I began mapping out three different operations, two in Europe and a third in another ‘soft target area’. Before I’d finished considering these three, more ‘outline’ plans of HQ’s objectives in operations in South America and Africa landed on my desk. But the thoughts of the head of the department responsible for the planning of these missions were roaming between the houses of a small desert village.
Udi called me into his office twice to ask why the preparation of the operational orders was so delayed and whether I was all right. The task was finally completed with the assistance of Levanon, my deputy. Members of the teams had numerous comments to make on the details and the chosen methods of operation and I incorporated most of the changes they asked for.
Udi himself, Levanon and I, were to lead the three operations and our departures were to be staggered.
I was sent to Paris. The government in Jerusalem took a dim view of the contacts the French intelligence services had begun to establish with Hamas. Their protests achieved nothing. According to information we received, Abu Ali Fayyad, one of the leaders of the Ezzedeen al Qassam Brigades, the military wing of Hamas, was due to arrive in Paris from Gaza for talks with the heads of French intelligence. When this became known, the decision was taken to put a violent end to the talks. Although Fayyad had a great deal of blood on his hands, I again had reservations. These were referred to the head of the Mossad for his consideration, and once more rejected. Now, without Orit’s moral compass, I felt that these qualms were nothing but lip service, a procedural pretence that was obvious to everyone; I protest, my objection is dismissed, and I carry out the operation. I also knew that my hesitations did not absolve me from responsibility.
A quick reconnaissance of Orly airport revealed that Fayyad had been received by just one person–apparently an employee of the local intelligence service–who took him in one of the service’s official cars to his hotel.

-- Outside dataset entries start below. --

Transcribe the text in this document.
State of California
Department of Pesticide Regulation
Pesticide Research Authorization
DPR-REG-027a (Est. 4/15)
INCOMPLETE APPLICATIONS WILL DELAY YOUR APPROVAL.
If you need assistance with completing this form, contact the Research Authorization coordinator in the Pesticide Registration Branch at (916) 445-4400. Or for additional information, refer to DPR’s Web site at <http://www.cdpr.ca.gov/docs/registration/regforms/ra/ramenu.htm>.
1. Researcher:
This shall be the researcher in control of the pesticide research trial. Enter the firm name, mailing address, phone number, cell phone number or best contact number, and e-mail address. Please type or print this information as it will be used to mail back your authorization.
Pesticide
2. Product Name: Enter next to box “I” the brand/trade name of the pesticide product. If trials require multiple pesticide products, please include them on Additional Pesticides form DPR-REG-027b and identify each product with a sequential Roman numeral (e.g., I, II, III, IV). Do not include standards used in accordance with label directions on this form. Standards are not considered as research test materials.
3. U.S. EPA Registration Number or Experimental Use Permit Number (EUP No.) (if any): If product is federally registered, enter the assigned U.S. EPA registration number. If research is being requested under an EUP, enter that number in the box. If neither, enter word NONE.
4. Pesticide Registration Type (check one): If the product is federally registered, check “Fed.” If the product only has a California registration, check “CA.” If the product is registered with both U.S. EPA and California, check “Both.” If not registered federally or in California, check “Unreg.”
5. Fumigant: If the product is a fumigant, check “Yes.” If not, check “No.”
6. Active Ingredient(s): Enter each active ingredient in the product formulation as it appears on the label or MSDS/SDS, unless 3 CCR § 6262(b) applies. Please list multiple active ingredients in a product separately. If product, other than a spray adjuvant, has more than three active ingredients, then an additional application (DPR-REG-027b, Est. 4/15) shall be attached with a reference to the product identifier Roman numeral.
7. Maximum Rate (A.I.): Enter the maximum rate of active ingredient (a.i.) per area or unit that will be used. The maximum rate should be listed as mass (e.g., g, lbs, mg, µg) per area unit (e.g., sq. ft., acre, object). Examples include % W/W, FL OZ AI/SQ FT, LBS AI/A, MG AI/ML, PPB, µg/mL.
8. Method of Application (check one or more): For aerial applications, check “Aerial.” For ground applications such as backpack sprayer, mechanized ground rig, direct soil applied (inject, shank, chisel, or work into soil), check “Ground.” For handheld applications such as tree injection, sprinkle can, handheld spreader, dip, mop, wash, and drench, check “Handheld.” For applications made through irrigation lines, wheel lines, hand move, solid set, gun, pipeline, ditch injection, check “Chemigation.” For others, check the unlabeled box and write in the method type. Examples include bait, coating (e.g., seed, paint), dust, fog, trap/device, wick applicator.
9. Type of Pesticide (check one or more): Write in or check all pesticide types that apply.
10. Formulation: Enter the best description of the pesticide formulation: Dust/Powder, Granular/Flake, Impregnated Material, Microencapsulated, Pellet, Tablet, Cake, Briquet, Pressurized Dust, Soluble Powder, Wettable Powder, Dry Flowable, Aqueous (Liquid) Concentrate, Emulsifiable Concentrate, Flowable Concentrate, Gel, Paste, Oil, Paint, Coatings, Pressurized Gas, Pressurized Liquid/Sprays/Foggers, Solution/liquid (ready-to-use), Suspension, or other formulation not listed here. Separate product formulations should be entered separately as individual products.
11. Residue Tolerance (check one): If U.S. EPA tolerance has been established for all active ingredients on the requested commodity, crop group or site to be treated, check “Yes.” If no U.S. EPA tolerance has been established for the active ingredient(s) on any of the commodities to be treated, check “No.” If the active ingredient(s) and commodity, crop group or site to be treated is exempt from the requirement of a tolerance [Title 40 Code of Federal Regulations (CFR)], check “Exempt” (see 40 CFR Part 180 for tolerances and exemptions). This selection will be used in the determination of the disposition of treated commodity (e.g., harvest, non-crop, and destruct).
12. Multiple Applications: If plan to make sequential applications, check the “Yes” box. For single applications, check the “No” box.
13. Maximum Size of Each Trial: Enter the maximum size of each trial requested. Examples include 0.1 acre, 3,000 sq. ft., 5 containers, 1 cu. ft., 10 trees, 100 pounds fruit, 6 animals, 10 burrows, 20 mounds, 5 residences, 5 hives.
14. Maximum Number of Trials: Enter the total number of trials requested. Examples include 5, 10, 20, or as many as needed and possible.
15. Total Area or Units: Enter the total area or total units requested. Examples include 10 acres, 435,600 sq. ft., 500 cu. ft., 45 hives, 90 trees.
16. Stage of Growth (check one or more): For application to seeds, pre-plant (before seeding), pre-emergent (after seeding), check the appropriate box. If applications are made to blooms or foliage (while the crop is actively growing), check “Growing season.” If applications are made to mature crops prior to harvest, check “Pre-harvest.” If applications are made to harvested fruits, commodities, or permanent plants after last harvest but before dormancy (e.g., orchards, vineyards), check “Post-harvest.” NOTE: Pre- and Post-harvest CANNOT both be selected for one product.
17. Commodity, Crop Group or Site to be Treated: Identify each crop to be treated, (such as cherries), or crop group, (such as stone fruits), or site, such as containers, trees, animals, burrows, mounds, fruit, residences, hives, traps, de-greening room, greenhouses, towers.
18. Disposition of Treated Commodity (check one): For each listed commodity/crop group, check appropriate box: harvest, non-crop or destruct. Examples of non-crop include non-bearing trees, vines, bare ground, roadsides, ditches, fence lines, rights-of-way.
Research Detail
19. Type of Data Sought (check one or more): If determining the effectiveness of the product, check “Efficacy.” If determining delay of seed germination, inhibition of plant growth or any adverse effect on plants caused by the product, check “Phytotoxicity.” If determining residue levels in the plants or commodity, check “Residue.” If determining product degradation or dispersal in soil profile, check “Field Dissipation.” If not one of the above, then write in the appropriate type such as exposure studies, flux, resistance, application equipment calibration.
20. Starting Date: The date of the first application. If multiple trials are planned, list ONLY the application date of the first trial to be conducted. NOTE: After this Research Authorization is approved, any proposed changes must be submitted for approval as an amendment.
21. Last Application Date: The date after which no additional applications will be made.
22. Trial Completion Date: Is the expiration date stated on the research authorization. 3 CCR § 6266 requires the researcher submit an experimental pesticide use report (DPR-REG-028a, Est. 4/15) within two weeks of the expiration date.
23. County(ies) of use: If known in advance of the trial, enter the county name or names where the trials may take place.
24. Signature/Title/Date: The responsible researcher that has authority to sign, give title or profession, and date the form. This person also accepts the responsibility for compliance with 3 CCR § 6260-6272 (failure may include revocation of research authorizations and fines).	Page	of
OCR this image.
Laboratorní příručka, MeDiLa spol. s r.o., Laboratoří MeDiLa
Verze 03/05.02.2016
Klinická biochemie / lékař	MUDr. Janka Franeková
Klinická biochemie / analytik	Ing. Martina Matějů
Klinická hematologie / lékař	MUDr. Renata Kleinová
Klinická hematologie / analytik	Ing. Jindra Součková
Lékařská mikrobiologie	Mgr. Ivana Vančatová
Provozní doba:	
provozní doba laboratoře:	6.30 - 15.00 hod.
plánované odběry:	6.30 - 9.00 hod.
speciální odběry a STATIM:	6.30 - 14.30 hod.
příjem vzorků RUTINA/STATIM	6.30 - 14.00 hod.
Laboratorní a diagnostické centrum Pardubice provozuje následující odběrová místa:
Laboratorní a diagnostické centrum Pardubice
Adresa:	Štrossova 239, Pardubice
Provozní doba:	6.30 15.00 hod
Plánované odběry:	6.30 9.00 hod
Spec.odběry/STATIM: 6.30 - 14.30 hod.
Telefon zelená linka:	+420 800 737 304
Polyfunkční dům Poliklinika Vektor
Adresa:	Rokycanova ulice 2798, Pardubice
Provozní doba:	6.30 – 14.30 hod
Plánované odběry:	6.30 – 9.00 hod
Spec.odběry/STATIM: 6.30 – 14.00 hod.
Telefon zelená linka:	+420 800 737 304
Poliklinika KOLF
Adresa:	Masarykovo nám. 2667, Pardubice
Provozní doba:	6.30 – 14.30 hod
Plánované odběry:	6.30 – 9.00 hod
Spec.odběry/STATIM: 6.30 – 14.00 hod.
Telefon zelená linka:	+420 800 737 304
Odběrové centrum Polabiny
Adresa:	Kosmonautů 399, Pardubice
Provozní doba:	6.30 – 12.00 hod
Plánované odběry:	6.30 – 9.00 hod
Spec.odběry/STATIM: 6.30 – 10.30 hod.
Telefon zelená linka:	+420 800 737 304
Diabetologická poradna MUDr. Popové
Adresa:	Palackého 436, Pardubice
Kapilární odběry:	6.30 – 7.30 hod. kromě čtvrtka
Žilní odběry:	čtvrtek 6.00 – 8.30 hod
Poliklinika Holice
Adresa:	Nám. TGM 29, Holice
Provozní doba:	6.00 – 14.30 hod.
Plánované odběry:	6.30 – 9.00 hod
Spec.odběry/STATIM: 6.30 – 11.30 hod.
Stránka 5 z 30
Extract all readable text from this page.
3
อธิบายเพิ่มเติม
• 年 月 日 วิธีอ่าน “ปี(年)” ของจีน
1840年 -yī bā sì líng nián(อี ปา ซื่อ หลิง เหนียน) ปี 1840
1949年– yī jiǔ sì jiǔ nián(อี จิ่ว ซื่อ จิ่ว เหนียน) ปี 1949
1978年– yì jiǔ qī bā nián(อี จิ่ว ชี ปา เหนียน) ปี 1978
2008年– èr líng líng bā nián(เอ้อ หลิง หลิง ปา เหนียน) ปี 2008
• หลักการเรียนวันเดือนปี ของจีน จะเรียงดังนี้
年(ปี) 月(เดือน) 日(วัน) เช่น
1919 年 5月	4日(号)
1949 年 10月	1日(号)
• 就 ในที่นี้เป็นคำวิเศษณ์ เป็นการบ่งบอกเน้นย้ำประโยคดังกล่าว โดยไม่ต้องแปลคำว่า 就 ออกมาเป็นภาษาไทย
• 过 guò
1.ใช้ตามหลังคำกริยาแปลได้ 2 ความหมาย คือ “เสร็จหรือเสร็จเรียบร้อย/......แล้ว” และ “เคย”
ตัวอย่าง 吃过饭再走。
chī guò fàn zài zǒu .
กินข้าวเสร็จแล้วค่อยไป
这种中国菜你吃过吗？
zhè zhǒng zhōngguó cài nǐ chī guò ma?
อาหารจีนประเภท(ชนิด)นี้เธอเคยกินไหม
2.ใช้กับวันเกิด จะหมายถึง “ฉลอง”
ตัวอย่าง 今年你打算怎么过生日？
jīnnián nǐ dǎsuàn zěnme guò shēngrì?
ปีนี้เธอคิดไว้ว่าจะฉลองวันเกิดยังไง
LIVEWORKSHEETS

Our team was small. Splitting the operatives between three different operations meant that the manpower available to me was stretched to the limit. This made it impossible for me to keep Arnon, my number one, unexposed until the operation itself and also forced me to involve him in tailing the target.
The keen-eyed Fayyad noticed that the person walking into the hotel after him was the same individual who had stood by his side while they were both waiting to be picked up at the entrance to the airport. He pointed this out to his host. The Frenchman lost no time, went up to Arnon, presented some sort of official ID, and asked him to identify himself. At first, Arnon expressed his astonishment and indignation, but when the man insisted and threatened to arrest him, he took out an Australian passport, answered a number of questions, and was allowed to go. He just managed to hear the escort saying to his guest ‘At seven then.’
I sent the disappointed Arnon back to Israel and took on his role myself, cursing and vowing that this was the last time I would go abroad. That’s it. I have no patience for such stupidities and no stamina for this kind of mishap. I have no energy, period.